An election is expected in New Zealand later this year, but for the moment it is silly season. That can be the only explanation for the attention given to a question exercising Kiwi minds: why do sportsmen urinate in bars?

The debate was ignited by the antics of an Auckland cricketer, Tama Canning, who was spotted relieving himself on the carpet in a city nightclub, Boogie Wonderland. Canning, who was fined by the sport's governing body, claimed to have no recollection of the event. He joins a roll call of New Zealand sportsmen who were suspended for brief periods after disgracing themselves in similar circumstances. As one commentator, Catherine Masters, noted in the New Zealand Herald, it is not only local sportsmen who behave in this fashion. "Our Australian neighbours are prone to it, as are soccer players in Britain," she said.

One psychologist consulted by the newspaper, Professor Gary Hermansson, dismissed the theory that men apparently caught short in bars are marking out their territory, like dogs. "I think it's more likely to be just the pressure of, you know, bladder pressure," he said. "A lot to drink then going past the point of control."

Stu Wilson, a former All Blacks rugby player, blamed the trend of designating male and female lavatories by means of jokey pictures. Men whose mental faculties were impaired by drink might be unable to ascertain which door to select, he explained. And why are sportsmen particularly afflicted? "It might be our IQ level, eh?"

While urinating in public places may be viewed with a degree of amused indulgence here, the same cannot be said of smoking. As of last December, New Zealand has one of the world's most stringent anti-smoking regimes. It is now illegal to puff in most enclosed spaces, including pubs, bars and restaurants.

Publicans are incensed by the new restrictions, and some are refusing to take them lying down. John van Buren, former licensee of the Wheatsheaf Tavern in Christchurch, hopes to gather enough signatures on a petition to force a national referendum on the issue. Mr Van Buren (a smoker) was one of the first people prosecuted under the new legislation. He has now relinquished his lease in order to campaign for freedom of choice.

Mr Van Buren, who plans to launch a new political party, believes that bar owners should be free to determine their own smoking policies. He says he is fighting for "the rights of the average Kiwi", explaining: "Bloody government's gone mad, so we're going mad back."

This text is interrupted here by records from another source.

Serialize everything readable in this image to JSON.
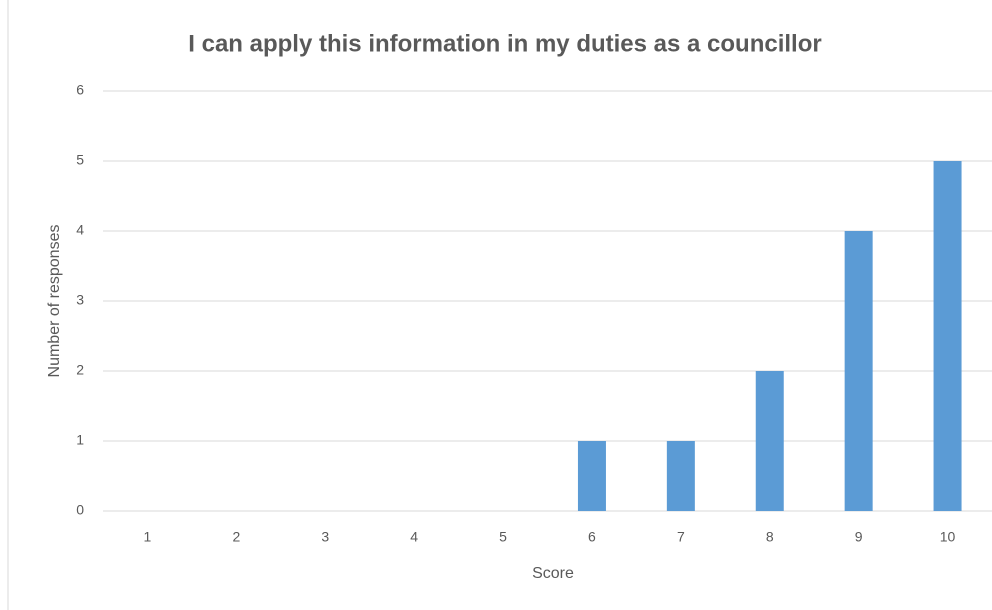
{
  "chart_data": {
    "type": "bar",
    "title": "I can apply this information in my duties as a councillor",
    "x_label": "Score",
    "y_label": "Number of responses",
    "categories": [
      "1",
      "2",
      "3",
      "4",
      "5",
      "6",
      "7",
      "8",
      "9",
      "10"
    ],
    "values": [
      0,
      0,
      0,
      0,
      0,
      1,
      1,
      2,
      4,
      5
    ],
    "color": "#5b9bd5",
    "ylim": [
      0,
      6
    ],
    "yticks": [
      0,
      1,
      2,
      3,
      4,
      5,
      6
    ],
    "grid": true
  }
}
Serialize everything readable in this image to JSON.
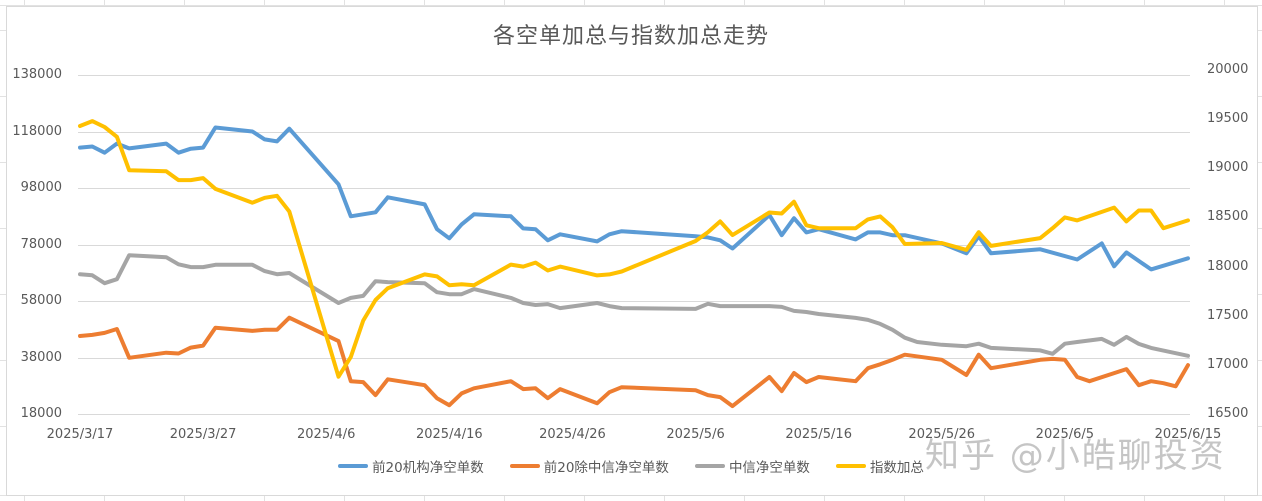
{
  "chart_data": {
    "type": "line",
    "title": "各空单加总与指数加总走势",
    "xlabel": "",
    "ylabel": "",
    "y2label": "",
    "x_ticks": [
      "2025/3/17",
      "2025/3/27",
      "2025/4/6",
      "2025/4/16",
      "2025/4/26",
      "2025/5/6",
      "2025/5/16",
      "2025/5/26",
      "2025/6/5",
      "2025/6/15"
    ],
    "y_ticks_left": [
      "138000",
      "118000",
      "98000",
      "78000",
      "58000",
      "38000",
      "18000"
    ],
    "y_ticks_right": [
      "20000",
      "19500",
      "19000",
      "18500",
      "18000",
      "17500",
      "17000",
      "16500"
    ],
    "ylim": [
      18000,
      138000
    ],
    "y2lim": [
      16500,
      20000
    ],
    "grid": true,
    "legend_position": "bottom",
    "series": [
      {
        "name": "前20机构净空单数",
        "axis": "left",
        "color": "#5b9bd5",
        "points": [
          [
            0,
            112300
          ],
          [
            1,
            112700
          ],
          [
            2,
            110500
          ],
          [
            3,
            113700
          ],
          [
            4,
            112000
          ],
          [
            7,
            113700
          ],
          [
            8,
            110500
          ],
          [
            9,
            111900
          ],
          [
            10,
            112300
          ],
          [
            11,
            119400
          ],
          [
            14,
            118000
          ],
          [
            15,
            115200
          ],
          [
            16,
            114500
          ],
          [
            17,
            119000
          ],
          [
            21,
            99300
          ],
          [
            22,
            88000
          ],
          [
            24,
            89400
          ],
          [
            25,
            94700
          ],
          [
            28,
            92200
          ],
          [
            29,
            83400
          ],
          [
            30,
            80200
          ],
          [
            31,
            85100
          ],
          [
            32,
            88700
          ],
          [
            35,
            88000
          ],
          [
            36,
            83700
          ],
          [
            37,
            83400
          ],
          [
            38,
            79500
          ],
          [
            39,
            81600
          ],
          [
            42,
            79100
          ],
          [
            43,
            81600
          ],
          [
            44,
            82700
          ],
          [
            50,
            80900
          ],
          [
            51,
            80500
          ],
          [
            52,
            79500
          ],
          [
            53,
            76600
          ],
          [
            56,
            88400
          ],
          [
            57,
            81300
          ],
          [
            58,
            87300
          ],
          [
            59,
            82300
          ],
          [
            60,
            83400
          ],
          [
            63,
            79800
          ],
          [
            64,
            82300
          ],
          [
            65,
            82300
          ],
          [
            66,
            81300
          ],
          [
            67,
            81300
          ],
          [
            70,
            78400
          ],
          [
            72,
            74900
          ],
          [
            73,
            80900
          ],
          [
            74,
            74900
          ],
          [
            78,
            76300
          ],
          [
            81,
            72700
          ],
          [
            83,
            78400
          ],
          [
            84,
            70300
          ],
          [
            85,
            75200
          ],
          [
            87,
            69200
          ],
          [
            90,
            73100
          ]
        ]
      },
      {
        "name": "前20除中信净空单数",
        "axis": "left",
        "color": "#ed7d31",
        "points": [
          [
            0,
            45600
          ],
          [
            1,
            46000
          ],
          [
            2,
            46700
          ],
          [
            3,
            48100
          ],
          [
            4,
            37900
          ],
          [
            7,
            39700
          ],
          [
            8,
            39400
          ],
          [
            9,
            41500
          ],
          [
            10,
            42200
          ],
          [
            11,
            48500
          ],
          [
            14,
            47400
          ],
          [
            15,
            47800
          ],
          [
            16,
            47800
          ],
          [
            17,
            52100
          ],
          [
            21,
            43800
          ],
          [
            22,
            29600
          ],
          [
            23,
            29300
          ],
          [
            24,
            24700
          ],
          [
            25,
            30300
          ],
          [
            28,
            28200
          ],
          [
            29,
            23600
          ],
          [
            30,
            21100
          ],
          [
            31,
            25300
          ],
          [
            32,
            27100
          ],
          [
            35,
            29600
          ],
          [
            36,
            26800
          ],
          [
            37,
            27100
          ],
          [
            38,
            23600
          ],
          [
            39,
            26800
          ],
          [
            42,
            21800
          ],
          [
            43,
            25700
          ],
          [
            44,
            27500
          ],
          [
            50,
            26400
          ],
          [
            51,
            24700
          ],
          [
            52,
            24000
          ],
          [
            53,
            20800
          ],
          [
            56,
            31100
          ],
          [
            57,
            26100
          ],
          [
            58,
            32500
          ],
          [
            59,
            29300
          ],
          [
            60,
            31100
          ],
          [
            63,
            29600
          ],
          [
            64,
            34200
          ],
          [
            65,
            35600
          ],
          [
            66,
            37200
          ],
          [
            67,
            39000
          ],
          [
            70,
            37200
          ],
          [
            72,
            31800
          ],
          [
            73,
            39000
          ],
          [
            74,
            34200
          ],
          [
            78,
            37200
          ],
          [
            79,
            37500
          ],
          [
            80,
            37200
          ],
          [
            81,
            31100
          ],
          [
            82,
            29600
          ],
          [
            85,
            33900
          ],
          [
            86,
            28200
          ],
          [
            87,
            29600
          ],
          [
            88,
            28900
          ],
          [
            89,
            27800
          ],
          [
            90,
            35300
          ]
        ]
      },
      {
        "name": "中信净空单数",
        "axis": "left",
        "color": "#a5a5a5",
        "points": [
          [
            0,
            67500
          ],
          [
            1,
            67100
          ],
          [
            2,
            64300
          ],
          [
            3,
            65700
          ],
          [
            4,
            74200
          ],
          [
            7,
            73500
          ],
          [
            8,
            71000
          ],
          [
            9,
            70000
          ],
          [
            10,
            70000
          ],
          [
            11,
            70800
          ],
          [
            14,
            70800
          ],
          [
            15,
            68600
          ],
          [
            16,
            67500
          ],
          [
            17,
            67900
          ],
          [
            21,
            57300
          ],
          [
            22,
            59100
          ],
          [
            23,
            59800
          ],
          [
            24,
            65000
          ],
          [
            25,
            64700
          ],
          [
            28,
            64300
          ],
          [
            29,
            61100
          ],
          [
            30,
            60400
          ],
          [
            31,
            60400
          ],
          [
            32,
            62200
          ],
          [
            35,
            59100
          ],
          [
            36,
            57300
          ],
          [
            37,
            56600
          ],
          [
            38,
            56900
          ],
          [
            39,
            55500
          ],
          [
            42,
            57300
          ],
          [
            43,
            56200
          ],
          [
            44,
            55500
          ],
          [
            50,
            55200
          ],
          [
            51,
            57000
          ],
          [
            52,
            56200
          ],
          [
            53,
            56200
          ],
          [
            56,
            56200
          ],
          [
            57,
            55900
          ],
          [
            58,
            54500
          ],
          [
            59,
            54100
          ],
          [
            60,
            53400
          ],
          [
            63,
            52000
          ],
          [
            64,
            51300
          ],
          [
            65,
            49900
          ],
          [
            66,
            47800
          ],
          [
            67,
            45000
          ],
          [
            68,
            43500
          ],
          [
            70,
            42500
          ],
          [
            72,
            42000
          ],
          [
            73,
            42900
          ],
          [
            74,
            41400
          ],
          [
            78,
            40500
          ],
          [
            79,
            39300
          ],
          [
            80,
            42900
          ],
          [
            81,
            43500
          ],
          [
            83,
            44600
          ],
          [
            84,
            42500
          ],
          [
            85,
            45300
          ],
          [
            86,
            42800
          ],
          [
            87,
            41400
          ],
          [
            90,
            38600
          ]
        ]
      },
      {
        "name": "指数加总",
        "axis": "right",
        "color": "#ffc000",
        "points": [
          [
            0,
            19430
          ],
          [
            1,
            19480
          ],
          [
            2,
            19420
          ],
          [
            3,
            19320
          ],
          [
            4,
            18980
          ],
          [
            7,
            18970
          ],
          [
            8,
            18880
          ],
          [
            9,
            18880
          ],
          [
            10,
            18900
          ],
          [
            11,
            18790
          ],
          [
            14,
            18650
          ],
          [
            15,
            18700
          ],
          [
            16,
            18720
          ],
          [
            17,
            18560
          ],
          [
            21,
            16880
          ],
          [
            22,
            17080
          ],
          [
            23,
            17450
          ],
          [
            24,
            17660
          ],
          [
            25,
            17780
          ],
          [
            28,
            17920
          ],
          [
            29,
            17900
          ],
          [
            30,
            17810
          ],
          [
            31,
            17820
          ],
          [
            32,
            17810
          ],
          [
            35,
            18020
          ],
          [
            36,
            18000
          ],
          [
            37,
            18040
          ],
          [
            38,
            17960
          ],
          [
            39,
            18000
          ],
          [
            42,
            17910
          ],
          [
            43,
            17920
          ],
          [
            44,
            17950
          ],
          [
            50,
            18260
          ],
          [
            51,
            18350
          ],
          [
            52,
            18460
          ],
          [
            53,
            18320
          ],
          [
            56,
            18550
          ],
          [
            57,
            18540
          ],
          [
            58,
            18660
          ],
          [
            59,
            18420
          ],
          [
            60,
            18390
          ],
          [
            63,
            18390
          ],
          [
            64,
            18480
          ],
          [
            65,
            18510
          ],
          [
            66,
            18400
          ],
          [
            67,
            18230
          ],
          [
            70,
            18240
          ],
          [
            72,
            18170
          ],
          [
            73,
            18350
          ],
          [
            74,
            18210
          ],
          [
            78,
            18290
          ],
          [
            79,
            18390
          ],
          [
            80,
            18500
          ],
          [
            81,
            18470
          ],
          [
            84,
            18600
          ],
          [
            85,
            18460
          ],
          [
            86,
            18570
          ],
          [
            87,
            18570
          ],
          [
            88,
            18390
          ],
          [
            90,
            18470
          ]
        ]
      }
    ]
  },
  "watermark": "知乎 @小皓聊投资"
}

There are already signs, meanwhile, of nostalgia for the good old days. The butt of a cigarette smoked in an Auckland bar moments before the new legislation came into force fetched NZ$7,475 (£2,871) after frenetic bidding in an internet auction. The butt, salvaged from an ashtray in a popular Auckland bar, was described on the website as a "priceless Kiwiana collector's item".

Paul Holmes, one of New Zealand's foremost broadcasters, is in hot water again. Last year he described the UN Secretary-General, Kofi Annan, as a "cheeky darkie" on his morning radio show. He later apologised profusely, saying: "I'm sick in my guts about it. It was wrong. It was stupid."

Now Mr Holmes has turned his guns on the new Pope, criticising Benedict XVI as an "imposter" and "wowser" (kill-joy). "He doesn't look like the Pope," he told his listeners. "He looks like someone going around in the Pope's clothes." The Bishop of Auckland, Patrick Dunn, said: "Paul's not qualified to comment. He's a radio host."